During the cabinet meeting Asquith reads out the letter from Bonar Law and Lord Lansdowne offering “unhesitating support” for the government in any measures it considers necessary to support France and Russia. The cabinet know if the government collapses its successor will either be a coalition or a Conservative minority government in favour of war.
Asquith also gives his summary of the British position. He says:
(1) We have no obligation of any kind either to France or Russia to give them military or naval help.
(2) The dispatch of the Expeditionary Force to help France at this moment is out of the question and would serve no object.
(3) We must not forget the ties created by our long-standing and intimate friendship with France.
(4) It is against British interests that France should be wiped out as a Great Power.
(5) We cannot allow Germany to use the Channel as a hostile base.
(6) We have obligations to Belgium to prevent it being utilised and absorbed by Germany.
One cabinet member later described the cabinet meeting as the one "which decided that war with Germany was inevitable".

Just after midday Based on earlier diplomatic conversations the German Military Attaché reports to Berlin "... it would be desirable if our Navy refrained from actions which might lead to incidents ... regarded as a challenge. This would ... include naval attacks on French north coast, left unprotected by France in reliance on England".

During lunch The cabinet neutralists meet. Some feel they are being drawn step-by-step into a war for the benefit of France and Russia. They are being "jockeyed" over the German fleet. But Harcourt says he thinks an attack on the French Channel coast is a British interest. They discuss what to say about Belgium at the evening meeting.

Afternoon Grey gives a formal assurance to Paul Cambon that if German warships enter the Channel to operate against the French coast or shipping, the British navy will give all the protection possible.
Cambon asks what the cabinet would say about an invasion of Belgium.
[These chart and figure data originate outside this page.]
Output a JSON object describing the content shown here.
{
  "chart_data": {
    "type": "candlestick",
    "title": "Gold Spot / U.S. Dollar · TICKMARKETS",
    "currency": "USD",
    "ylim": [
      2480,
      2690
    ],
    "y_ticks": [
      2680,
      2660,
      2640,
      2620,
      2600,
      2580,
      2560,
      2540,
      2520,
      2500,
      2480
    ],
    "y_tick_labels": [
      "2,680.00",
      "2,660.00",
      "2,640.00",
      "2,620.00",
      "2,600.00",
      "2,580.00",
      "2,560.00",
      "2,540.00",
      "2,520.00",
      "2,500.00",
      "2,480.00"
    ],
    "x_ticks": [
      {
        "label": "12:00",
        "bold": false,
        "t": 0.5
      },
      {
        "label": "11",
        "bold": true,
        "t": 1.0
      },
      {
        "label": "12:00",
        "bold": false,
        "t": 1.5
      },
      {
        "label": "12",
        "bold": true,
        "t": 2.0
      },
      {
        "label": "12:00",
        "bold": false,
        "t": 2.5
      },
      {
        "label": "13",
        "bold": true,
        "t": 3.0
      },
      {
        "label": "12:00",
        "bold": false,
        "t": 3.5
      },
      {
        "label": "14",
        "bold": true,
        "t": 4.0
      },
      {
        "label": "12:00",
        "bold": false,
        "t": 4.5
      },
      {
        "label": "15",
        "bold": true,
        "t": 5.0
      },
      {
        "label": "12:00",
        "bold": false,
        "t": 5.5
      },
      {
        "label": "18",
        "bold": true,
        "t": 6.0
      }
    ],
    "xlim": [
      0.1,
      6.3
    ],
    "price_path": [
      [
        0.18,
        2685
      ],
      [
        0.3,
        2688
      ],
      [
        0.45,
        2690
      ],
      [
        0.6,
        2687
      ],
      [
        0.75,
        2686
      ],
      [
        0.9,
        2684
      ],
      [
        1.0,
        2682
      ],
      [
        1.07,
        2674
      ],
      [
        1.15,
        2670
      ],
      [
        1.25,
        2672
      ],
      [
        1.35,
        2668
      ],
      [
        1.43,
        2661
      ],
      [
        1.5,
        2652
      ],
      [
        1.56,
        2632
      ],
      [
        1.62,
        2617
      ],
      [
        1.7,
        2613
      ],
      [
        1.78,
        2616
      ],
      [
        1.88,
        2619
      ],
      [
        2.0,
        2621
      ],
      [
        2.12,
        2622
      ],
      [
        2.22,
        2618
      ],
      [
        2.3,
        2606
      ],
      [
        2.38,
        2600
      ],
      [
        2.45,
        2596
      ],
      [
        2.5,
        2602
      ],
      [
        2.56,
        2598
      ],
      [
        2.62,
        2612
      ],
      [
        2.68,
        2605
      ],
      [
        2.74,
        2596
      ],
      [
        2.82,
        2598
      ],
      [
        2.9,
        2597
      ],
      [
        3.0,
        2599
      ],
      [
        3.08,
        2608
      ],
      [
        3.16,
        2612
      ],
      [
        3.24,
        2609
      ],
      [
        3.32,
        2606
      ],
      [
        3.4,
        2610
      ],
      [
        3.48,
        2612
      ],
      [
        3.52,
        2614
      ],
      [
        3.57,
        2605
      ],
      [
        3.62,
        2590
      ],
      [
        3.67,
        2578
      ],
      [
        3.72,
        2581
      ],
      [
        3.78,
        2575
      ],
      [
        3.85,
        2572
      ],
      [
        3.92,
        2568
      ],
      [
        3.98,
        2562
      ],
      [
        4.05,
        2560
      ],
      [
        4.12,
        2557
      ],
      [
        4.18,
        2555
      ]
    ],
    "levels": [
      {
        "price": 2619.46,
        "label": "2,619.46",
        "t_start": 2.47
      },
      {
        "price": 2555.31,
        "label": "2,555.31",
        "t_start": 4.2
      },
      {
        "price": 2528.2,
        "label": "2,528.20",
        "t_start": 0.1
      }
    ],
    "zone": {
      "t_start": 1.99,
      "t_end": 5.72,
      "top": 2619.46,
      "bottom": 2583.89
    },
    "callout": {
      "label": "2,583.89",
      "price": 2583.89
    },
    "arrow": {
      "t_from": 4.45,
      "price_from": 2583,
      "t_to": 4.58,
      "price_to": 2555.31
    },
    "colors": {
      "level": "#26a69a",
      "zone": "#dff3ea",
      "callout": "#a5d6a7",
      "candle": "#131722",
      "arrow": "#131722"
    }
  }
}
Grey tells him they are still considering what to say to Parliament the next day.
Grey adds if there is a European war Britain would not be able to send its army to the continent because of all its imperial responsibilities and the need to protect its coasts.

6.30 P.M. Cabinet Meeting The cabinet have an easier meeting and they agree to a statement regarding Belgium.
The report to the King of the day's meetings says "... protection of the French coasts ... is not only a recognition of our friendship with France, but is also imperatively required to preserve British interests" and "As regards Belgium, it was agreed, without any attempts to state a formula, that it should be made evident that a substantial violation of the neutrality of that country would place us in the situation contemplated as possible by Mr. Gladstone in 1870, when interference with Belgian independence was held to compel us to take action".
This statement gives some hope to those against joining the war as Germany might invade only a small part of Belgium on the route to France and the Belgians themselves not resist. If Belgium resists most in the cabinet believe Britain must enter the war.
A second cabinet member confirms he will resign. [More]

9.30 P.M. Conservative leaders meet. They know about the promise to France of naval protection but are disappointed with Asquith's formal reply to their letter which repeats the line Britain is under no obligation to France or Russia to give them naval or military support. They suspect the government is wavering and decide they should see Asquith as soon as possible the next morning.

Evening A small number of cabinet neutralists including Lloyd George meet at dinner. Lloyd George speaks strongly about the importance of maintaining Belgium's neutrality. He also talks about the danger of Russian expansion. Many are not willing to support a country like Russia. Lloyd George thinks the cabinet is on the point of breaking up.